After seeing the examples, "it makes you more cautious," said Fred Hartman of Sarpy County Public Works, who attended the daylong Excavation Safety Summit, a free event sponsored by Common Ground Nebraska. The group promotes safety, protection of underground utilities and the free 811 "Call before you dig" Nebraska One Call service.
Nearly 600 contractors, excavators, construction equipment dealers, utility regulators, safety experts and investigators attended the event at the Lancaster Event Center in Lincoln.
The summit, which launched six years ago, attracts a larger audience each year, said Jill Geyer, treasurer of Common Ground Nebraska. "The first year there were about 100 registrants," she said.
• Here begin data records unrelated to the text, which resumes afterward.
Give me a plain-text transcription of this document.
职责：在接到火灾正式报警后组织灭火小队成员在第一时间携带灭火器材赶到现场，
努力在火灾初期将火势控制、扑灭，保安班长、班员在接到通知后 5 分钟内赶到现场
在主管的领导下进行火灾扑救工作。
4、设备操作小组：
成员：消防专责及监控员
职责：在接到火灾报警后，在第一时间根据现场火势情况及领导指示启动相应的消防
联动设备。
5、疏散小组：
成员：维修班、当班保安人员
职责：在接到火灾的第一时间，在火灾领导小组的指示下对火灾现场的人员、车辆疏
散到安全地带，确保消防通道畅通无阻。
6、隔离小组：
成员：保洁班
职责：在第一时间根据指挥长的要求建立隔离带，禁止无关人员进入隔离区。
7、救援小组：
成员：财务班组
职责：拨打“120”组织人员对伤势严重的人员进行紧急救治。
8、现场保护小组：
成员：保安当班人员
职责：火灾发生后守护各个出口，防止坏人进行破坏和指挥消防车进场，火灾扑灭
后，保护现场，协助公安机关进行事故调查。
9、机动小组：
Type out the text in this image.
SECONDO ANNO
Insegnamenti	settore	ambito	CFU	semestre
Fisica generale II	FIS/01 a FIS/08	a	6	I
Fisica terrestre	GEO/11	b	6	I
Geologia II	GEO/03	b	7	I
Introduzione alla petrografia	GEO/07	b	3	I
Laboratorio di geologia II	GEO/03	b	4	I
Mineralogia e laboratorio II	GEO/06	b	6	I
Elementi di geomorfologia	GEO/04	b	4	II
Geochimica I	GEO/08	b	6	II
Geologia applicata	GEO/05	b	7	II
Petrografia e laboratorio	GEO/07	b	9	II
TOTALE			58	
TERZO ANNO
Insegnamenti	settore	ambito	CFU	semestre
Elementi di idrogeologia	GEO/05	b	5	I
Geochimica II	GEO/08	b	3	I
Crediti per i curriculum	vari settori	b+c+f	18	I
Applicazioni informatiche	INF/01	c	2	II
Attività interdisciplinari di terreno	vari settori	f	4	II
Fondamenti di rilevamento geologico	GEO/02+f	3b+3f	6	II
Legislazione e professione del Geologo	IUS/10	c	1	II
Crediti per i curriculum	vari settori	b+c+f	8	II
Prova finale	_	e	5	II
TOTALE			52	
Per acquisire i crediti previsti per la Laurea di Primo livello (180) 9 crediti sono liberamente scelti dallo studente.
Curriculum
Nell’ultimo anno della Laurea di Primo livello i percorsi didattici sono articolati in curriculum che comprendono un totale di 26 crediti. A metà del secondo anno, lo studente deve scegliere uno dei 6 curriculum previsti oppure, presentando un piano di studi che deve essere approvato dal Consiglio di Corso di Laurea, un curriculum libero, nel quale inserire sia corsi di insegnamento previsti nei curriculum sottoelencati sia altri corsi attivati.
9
The summit also walked the audience through an 811 request to locate and mark utilities at a simulated excavation site.
The demonstration included what happens when a contractor ignores the rules and hits a gas line: 811 and 911 must be called and the utility called. The state attorney general can assess a fine of up to $10,000. And the utility may bill the contractor for the damaged gas line, the escaped gas, repairs, labor and other related costs.
In the M's fire, the contractor — North Central Service of Minnesota — didn't report to 811 that it had hit a gas line for more than five hours, according to 811 records. It hasn't responded to requests for comment.
David Geiger, co-owner of Geigers' Construction Inc. in Sidney, Nebraska, named "Contractor of the Year" at the event for the company's safety record, advised excavators to always call 811 Nebraska One Call.
He advised other contractors to treat the area in which "you're digging as if it were next to your own home."